- CMS will be continuing its Medicare Advantage audit program, the agency indicated in a proposed 2019 rule, in an effort to ensure program integrity and reduce inappropriate payments to insurers.
The changes are part of CMS’s new initiatives to modernize Medicare Advantage. The proposed rule emphasizes changes that allow insurers to experiment with new benefit designs and leverage telehealth. The rule also includes provisions related to the Risk Adjustment Data Validation (RADV) audits for MA contracts.
RADV audits review if Medicare Advantage payments are appropriate during each plan year, CMS explained. The proposed rule extends the use of RADV audits to previous and future plan years, and changes how CMS will review MA payments.
RADV audits will now calculate the accuracy of an MA plan’s risk adjustment conditions based on beneficiary characteristics in a small sample of plan enrollees. The audits will validate hospital inpatient, hospital outpatient, and physician/practitioner medical records and adjust MA payments accordingly.
Up to 201 enrollees from each contract will be selected for audit, CMS explained. The beneficiaries will be chosen based on clinical data and enrollment data, including length of coverage and Medicare Part B coverage.
RADV audits usually end up in the recovery of payments if risk adjustment data doesn’t line up with what the payer submitted to CMS. The agency will now use sample MA populations to calculate risk adjustment accuracy and determine if CMS overpaid MA plans starting in 2011.
CMS stated that new RADV audits will not distribute funds back to MA payers if they previously experienced an improper payment cut. The agency explained that there would be too many administrative challenges to reissue payments based on historical data.
“We believe that it would not be appropriate to correct any systematic payment error in the MA program through a payment adjustment that was only applied to audited contracts,” said CMS. “Doing so would introduce inequities between audited and unaudited plans, by only correcting the payments made to audited plans.”

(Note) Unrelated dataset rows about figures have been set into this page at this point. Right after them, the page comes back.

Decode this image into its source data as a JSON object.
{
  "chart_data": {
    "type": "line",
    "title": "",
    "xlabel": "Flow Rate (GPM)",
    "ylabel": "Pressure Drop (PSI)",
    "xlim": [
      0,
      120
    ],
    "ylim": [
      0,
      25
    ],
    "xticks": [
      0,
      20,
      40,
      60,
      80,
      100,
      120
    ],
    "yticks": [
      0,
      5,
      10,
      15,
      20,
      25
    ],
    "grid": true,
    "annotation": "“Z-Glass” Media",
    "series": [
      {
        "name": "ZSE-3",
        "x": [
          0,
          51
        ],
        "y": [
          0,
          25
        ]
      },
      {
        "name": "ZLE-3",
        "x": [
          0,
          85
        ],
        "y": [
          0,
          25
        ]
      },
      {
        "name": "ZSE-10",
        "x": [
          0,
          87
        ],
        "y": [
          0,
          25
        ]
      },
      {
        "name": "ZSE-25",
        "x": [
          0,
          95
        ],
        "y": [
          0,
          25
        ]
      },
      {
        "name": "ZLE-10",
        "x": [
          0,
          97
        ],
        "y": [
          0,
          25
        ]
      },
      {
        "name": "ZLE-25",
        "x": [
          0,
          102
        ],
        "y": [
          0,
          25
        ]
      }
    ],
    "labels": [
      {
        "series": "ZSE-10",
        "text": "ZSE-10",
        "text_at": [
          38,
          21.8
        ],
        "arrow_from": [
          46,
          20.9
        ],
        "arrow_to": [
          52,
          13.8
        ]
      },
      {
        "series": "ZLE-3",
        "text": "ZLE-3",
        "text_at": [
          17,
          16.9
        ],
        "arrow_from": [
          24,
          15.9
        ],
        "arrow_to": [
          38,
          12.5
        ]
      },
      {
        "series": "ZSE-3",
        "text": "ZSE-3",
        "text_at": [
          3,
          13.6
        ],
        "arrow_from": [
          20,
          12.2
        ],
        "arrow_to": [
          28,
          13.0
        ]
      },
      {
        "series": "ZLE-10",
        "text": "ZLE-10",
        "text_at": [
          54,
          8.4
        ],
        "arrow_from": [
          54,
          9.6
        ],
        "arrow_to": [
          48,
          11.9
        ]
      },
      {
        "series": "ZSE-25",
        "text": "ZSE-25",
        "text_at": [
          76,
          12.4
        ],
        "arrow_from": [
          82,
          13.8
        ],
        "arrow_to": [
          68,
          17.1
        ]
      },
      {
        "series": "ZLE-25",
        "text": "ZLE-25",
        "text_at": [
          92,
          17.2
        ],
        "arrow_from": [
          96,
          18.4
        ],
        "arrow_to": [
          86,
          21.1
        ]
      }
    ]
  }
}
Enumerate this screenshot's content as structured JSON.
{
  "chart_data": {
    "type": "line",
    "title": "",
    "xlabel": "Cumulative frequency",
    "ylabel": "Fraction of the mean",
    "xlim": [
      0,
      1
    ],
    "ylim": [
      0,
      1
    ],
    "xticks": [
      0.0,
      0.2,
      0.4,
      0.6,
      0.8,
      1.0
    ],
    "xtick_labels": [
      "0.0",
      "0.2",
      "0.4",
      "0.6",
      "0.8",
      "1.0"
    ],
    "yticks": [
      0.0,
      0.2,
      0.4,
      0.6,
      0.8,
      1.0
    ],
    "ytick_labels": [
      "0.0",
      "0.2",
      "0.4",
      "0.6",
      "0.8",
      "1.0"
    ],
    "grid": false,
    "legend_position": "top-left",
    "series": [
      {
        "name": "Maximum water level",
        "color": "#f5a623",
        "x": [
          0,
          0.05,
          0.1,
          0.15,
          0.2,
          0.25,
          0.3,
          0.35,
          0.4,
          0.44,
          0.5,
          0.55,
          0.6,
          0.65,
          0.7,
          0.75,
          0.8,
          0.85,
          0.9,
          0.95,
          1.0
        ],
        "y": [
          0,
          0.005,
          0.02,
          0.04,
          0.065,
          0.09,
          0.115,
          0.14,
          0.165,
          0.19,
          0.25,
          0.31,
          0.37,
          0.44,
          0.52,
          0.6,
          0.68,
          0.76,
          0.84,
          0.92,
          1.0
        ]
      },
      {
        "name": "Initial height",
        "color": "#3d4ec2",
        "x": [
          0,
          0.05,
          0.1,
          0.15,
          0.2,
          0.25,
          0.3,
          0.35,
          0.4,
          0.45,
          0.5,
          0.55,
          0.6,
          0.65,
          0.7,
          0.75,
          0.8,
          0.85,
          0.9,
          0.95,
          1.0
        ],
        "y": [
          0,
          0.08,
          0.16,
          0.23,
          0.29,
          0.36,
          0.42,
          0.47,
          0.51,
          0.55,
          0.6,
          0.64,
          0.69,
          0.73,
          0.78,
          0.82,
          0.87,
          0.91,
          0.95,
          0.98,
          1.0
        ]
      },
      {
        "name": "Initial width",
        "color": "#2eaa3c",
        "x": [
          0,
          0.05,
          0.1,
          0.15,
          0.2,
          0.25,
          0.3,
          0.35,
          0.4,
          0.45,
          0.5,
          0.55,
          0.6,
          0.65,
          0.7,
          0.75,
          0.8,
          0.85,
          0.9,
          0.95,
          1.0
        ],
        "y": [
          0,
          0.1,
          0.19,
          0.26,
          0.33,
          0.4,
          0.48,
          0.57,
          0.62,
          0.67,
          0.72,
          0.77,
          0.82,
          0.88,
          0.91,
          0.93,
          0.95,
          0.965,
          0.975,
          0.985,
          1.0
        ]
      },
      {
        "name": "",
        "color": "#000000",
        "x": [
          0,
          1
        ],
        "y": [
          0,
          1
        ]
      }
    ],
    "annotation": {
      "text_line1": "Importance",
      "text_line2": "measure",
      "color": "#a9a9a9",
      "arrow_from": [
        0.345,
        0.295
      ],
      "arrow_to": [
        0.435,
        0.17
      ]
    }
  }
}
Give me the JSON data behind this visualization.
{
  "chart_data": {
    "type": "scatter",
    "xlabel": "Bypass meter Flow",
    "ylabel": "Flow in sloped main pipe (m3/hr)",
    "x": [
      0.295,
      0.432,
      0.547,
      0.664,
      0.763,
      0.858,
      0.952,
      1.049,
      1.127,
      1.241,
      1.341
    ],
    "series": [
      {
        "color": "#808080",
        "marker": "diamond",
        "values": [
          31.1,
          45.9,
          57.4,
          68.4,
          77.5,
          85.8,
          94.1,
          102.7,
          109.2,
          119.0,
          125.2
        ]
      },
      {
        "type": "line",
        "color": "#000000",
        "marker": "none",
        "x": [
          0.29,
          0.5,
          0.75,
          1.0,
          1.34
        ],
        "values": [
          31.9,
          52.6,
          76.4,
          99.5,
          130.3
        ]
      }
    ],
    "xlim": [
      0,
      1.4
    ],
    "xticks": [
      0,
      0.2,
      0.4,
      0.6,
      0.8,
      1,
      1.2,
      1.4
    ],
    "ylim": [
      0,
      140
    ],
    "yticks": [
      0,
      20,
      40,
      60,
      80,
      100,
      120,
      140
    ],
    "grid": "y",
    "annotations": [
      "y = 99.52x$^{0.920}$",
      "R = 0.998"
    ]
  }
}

RADV audits are expected to create a positive return on investment for CMS as more payers participate in Medicare Advantage.

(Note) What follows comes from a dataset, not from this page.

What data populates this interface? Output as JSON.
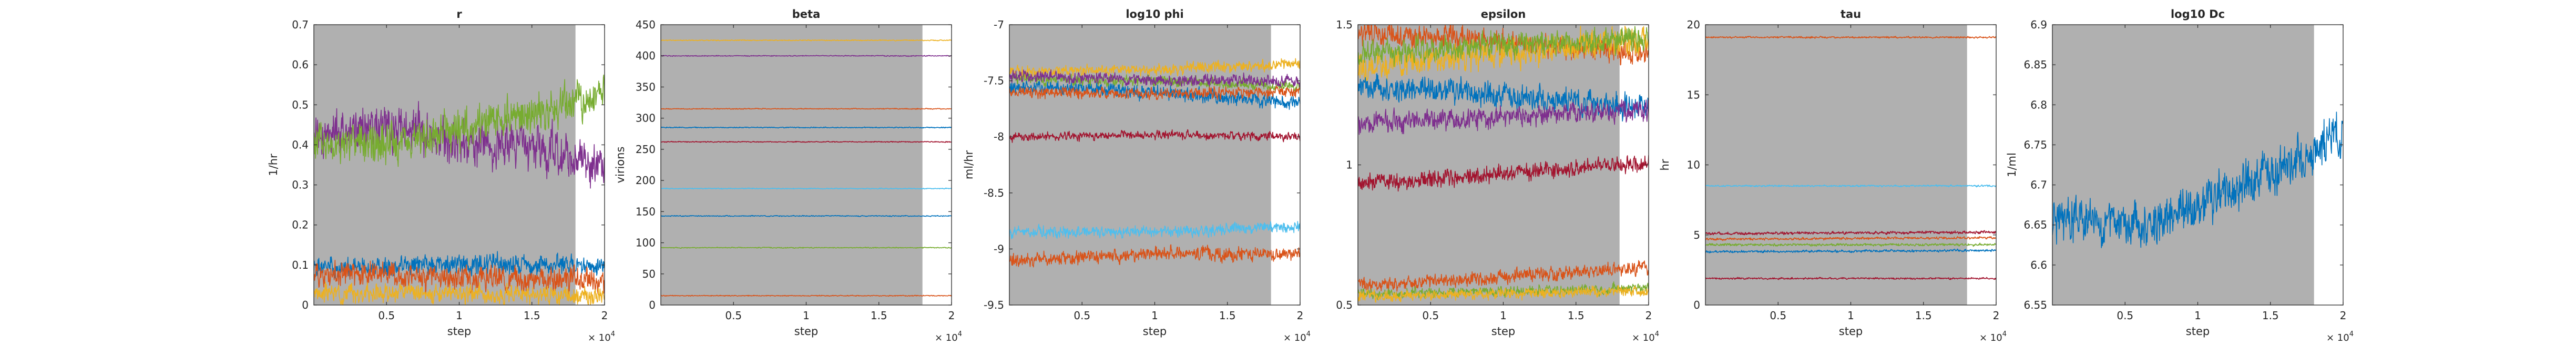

CMS estimates that earlier audits from 2011 to 2013 resulted in $650 million in improper payment recoveries from MA plans. RADVs cost roughly $54 million a year to perform. Moving forward, CMS believes it could recover an average of $435 million a year.
In 2020, CMS estimates that RADVs could collect nearly $1 billion in improper MA payments.
The agency explained that the Medicare Trust Fund would continue to experience savings by ensuring MA payments would not be made improperly to plans. CMS added that the audits do not impact health plan costs or require plans to implement additional changes.
The RADV audits could lead to greater savings for Medicare, but may create new frustrations for Medicare Advantage payers.
AHIP CEO Matt Eyles issued a statement cautioning federal leaders about the use of RADVs to recover improper MA payments. He explained that RADV audits may not accurately sample beneficiary populations, and could penalize larger commercial payers at increased rates than smaller payers, according to a previous AHIP study on RADV methodologies.
“To deliver for beneficiaries, insurance providers must have clarity and certainty regarding the MA program,” Eyles said. “AHIP supports program oversight to protect taxpayers and beneficiaries – but audits must be conducted in ways that are methodologically and actuarially sound, and are legally appropriate, to avoid highly inaccurate findings that could undermine the ability of MA plans to deliver for the 20 million Americans they serve.”
The organization plans to submit comments to CMS about the new rule to warn federal leaders about the implications of RADV audit expansion for Medicare Advantage payers.
“Health insurance providers are accountable to the seniors they serve on Medicare Advantage as well as the taxpayers who pay for it,” Eyles concluded. “In our comments, AHIP will offer solutions for how we can work together to improve coding, deliver better transparency, and ensure appropriate payments as we continue to serve the health needs of MA enrollees.”